|Which Randy Moss will we see in 2012? (US PRESSWIRE)|
Brandon Jacobs is known as much for his ability to run over would-be tacklers as he is for his knack for saying what's on his mind. You could say he plays with a chip on his shoulder. And now he's attributing the motivational tactic to his new teammates. Released by the Giants this spring, Jacobs signed with the 49ers, where he'll join Mario Manningham, A.J. Jenkins and Randy Moss as new faces brought in to bring some dynamism to the offense.

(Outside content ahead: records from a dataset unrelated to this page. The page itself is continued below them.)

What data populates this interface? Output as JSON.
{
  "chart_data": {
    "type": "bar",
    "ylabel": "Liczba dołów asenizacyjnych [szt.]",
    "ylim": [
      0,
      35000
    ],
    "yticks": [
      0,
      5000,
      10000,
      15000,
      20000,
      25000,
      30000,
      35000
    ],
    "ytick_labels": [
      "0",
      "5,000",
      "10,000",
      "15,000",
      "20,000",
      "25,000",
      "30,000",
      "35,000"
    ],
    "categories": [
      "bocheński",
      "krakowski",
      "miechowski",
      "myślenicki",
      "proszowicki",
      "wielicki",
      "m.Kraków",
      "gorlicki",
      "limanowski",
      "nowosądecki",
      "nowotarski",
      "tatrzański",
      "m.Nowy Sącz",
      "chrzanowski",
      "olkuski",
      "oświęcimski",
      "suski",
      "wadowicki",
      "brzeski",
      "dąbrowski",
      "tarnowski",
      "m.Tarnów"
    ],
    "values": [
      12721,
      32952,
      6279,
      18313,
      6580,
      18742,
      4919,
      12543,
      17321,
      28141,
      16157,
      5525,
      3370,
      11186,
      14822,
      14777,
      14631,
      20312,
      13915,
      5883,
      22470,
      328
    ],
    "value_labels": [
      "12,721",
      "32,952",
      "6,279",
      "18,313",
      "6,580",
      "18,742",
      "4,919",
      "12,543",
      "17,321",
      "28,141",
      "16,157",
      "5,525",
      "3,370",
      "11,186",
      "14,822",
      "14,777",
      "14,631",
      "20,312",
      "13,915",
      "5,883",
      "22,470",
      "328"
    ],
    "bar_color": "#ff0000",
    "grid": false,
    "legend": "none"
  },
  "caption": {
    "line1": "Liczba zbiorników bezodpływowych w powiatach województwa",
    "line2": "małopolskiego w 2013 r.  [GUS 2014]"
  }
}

During an appearance Tuesday on ROME (you can watch weeknights at 6 p.m. ET on the CBS Sports Network!), Jacobs talked about what why he left the Giants ("it was just money"), his thoughts on new coach Jim Harbaugh ("he's the man") and what we can expect from Moss, who didn't play last season.
“His motivation level is high,” Jacobs told Rome. “I think Moss has a chip on his shoulder. I've spoken to him a lot, and he starts off everything with, ‘Just wait.' He's got a chip on his shoulder, he's ready to go out there and show everybody that he can play still.” (The 49ers should invite Ray Lewis to speak to the team. The man's a motivational marvel.)
San Francisco coach Jim Harbaugh said earlier this week that Moss was the team's top wideout.
“This offseason he's been incredible.” Harbaugh told Sirius XM NFL radio host Rich Gannon.
This is as much a commentary on the lack of progress by Michael Crabtree and rookie first-rounder A.J. Jenkins as it is about a 35-year-old who last played in January 2011. But as we mentioned on the last Pick-6 Podcast (embedded below for your listening convenience), it's unfair to lay all the blame on Crabtree, the team's 2009 first-rounder, or Jenkins, who has yet to put on pads.
Don't forget, the 49ers have had a revolving door at offensive coordinator for almost all of quarterback Alex Smith's career and that has certainly hindered any collective progress. (It was so bad that Smith was benched for Troy Smith during the 2010 season).
Although Moss has proven his critics wrong before -- in a huge way in '07 with 23 touchdowns with the Patriots after everyone wrote him off following two forgettable years in Oakland -- he looked old and slow with the Titans three years later. Moss is most effective stretching the field, which means that he can be neutralized if opponents take away the deep route.
Put differently: What happens if the 49ers' o-line doesn't give Smith enough time to let the deep routes develop and Moss gets frustrated? Would he take plays off? We've seen it happen before.